Compactions could selects SST 2, 3, 6 and SST 4, 5, 8 for merging (we limited to 3 SST files per merge operation). This also selects SST 7, 9 for copying. The current sequence number is 9.

We merge SST 2, 3, 6 into new SST files 10, 12, 14 and SST 4, 5, 8 into new SST files 11, 13. Both operations are done concurrently so they might choose free sequence numbers in random order. The operation might result in less SST files due to duplicate keys.

After that we copy SST files 7, 9 to new SST files 15, 16.

We write a "del" file at sequence number 17.

After that we write the new current sequence number 17.
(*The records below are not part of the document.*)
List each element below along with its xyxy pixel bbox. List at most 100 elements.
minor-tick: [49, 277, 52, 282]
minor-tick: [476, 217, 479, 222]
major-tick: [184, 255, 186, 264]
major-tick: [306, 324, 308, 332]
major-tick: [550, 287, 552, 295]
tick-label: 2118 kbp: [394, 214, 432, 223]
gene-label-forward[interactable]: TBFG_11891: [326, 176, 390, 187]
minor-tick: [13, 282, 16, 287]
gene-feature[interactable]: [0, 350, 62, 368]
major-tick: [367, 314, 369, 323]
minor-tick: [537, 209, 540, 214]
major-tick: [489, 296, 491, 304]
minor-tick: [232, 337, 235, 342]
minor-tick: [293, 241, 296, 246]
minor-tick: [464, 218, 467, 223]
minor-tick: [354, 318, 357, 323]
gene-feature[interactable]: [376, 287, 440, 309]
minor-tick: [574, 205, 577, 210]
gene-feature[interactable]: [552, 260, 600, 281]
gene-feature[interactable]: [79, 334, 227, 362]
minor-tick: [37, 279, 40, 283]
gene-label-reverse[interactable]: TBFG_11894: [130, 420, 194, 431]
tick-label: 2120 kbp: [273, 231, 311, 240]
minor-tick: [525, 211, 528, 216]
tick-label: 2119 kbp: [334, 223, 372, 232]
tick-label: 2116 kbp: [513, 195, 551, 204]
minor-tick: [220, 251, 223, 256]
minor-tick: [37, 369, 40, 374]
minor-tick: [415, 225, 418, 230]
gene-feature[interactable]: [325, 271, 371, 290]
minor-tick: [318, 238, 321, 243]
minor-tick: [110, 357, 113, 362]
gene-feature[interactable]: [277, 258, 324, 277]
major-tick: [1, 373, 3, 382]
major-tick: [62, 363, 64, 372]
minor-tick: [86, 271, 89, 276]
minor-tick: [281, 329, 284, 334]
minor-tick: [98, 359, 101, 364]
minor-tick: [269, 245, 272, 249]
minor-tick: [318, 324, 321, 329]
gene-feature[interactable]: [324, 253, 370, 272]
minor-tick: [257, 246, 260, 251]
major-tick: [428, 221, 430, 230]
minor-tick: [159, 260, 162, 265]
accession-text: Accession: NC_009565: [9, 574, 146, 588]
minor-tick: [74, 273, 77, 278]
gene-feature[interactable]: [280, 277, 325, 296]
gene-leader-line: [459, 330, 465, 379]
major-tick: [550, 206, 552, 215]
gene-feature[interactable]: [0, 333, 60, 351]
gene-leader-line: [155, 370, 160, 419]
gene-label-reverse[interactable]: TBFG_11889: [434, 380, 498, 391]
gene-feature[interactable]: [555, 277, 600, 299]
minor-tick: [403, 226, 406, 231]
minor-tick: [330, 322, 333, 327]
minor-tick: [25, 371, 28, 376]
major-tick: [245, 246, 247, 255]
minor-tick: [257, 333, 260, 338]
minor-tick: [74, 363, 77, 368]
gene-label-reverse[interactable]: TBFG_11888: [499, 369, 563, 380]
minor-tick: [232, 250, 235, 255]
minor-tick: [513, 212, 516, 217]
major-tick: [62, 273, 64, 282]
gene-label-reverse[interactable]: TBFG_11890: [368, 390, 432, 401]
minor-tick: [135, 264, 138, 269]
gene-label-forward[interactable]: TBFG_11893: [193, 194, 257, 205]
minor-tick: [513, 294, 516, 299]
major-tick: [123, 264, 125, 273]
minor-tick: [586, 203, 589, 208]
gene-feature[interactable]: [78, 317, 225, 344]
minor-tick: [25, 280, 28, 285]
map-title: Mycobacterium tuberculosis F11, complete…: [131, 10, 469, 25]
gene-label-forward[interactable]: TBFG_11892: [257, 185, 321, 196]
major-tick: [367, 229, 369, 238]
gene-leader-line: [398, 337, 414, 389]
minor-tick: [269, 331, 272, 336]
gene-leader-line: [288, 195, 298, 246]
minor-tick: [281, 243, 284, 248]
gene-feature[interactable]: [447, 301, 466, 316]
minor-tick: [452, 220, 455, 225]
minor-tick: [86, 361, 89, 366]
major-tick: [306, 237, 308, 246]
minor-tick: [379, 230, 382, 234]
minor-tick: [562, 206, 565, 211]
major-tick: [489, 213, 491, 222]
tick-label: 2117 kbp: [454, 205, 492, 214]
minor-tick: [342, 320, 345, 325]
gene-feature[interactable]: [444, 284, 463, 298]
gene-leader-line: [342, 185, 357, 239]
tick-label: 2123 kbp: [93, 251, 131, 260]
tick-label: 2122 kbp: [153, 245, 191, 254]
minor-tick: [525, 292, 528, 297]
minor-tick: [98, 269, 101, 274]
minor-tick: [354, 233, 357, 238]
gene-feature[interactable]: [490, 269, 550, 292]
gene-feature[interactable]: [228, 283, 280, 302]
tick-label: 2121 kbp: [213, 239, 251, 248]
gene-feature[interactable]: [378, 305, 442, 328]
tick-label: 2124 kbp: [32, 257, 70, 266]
Then we delete SST files 2, 3, 6 and 4, 5, 8 and 7, 9. The

SST files 1 stays unchanged.

key hash range: | 0    ...    u64::MAX | Family
SST 1:             |-|                   1
SST 10:            |-----|               1
SST 12:                  |-----|         1
SST 11:            |------|              2
SST 14:                        |-------| 1
SST 13:                   |-----|        2
SST 15:                   |-------|      1
SST 16:                    |--------|    2
DEL 17:  (2, 3, 4, 5, 6, 7, 8, 9)
CURRENT: 17

Configuration options for compations are:

max number of SST files that are merged at once
coverage when compaction is triggered (otherwise calling compact is a noop)

Opening

Read the CURRENT file
Delete all files with a higher sequence number than the one in the CURRENT file.
Read all *.del files and delete the files that are listed in there.
Read all *.sst files and memory map them.

Closing

fsync!
(this also deleted enqueued files)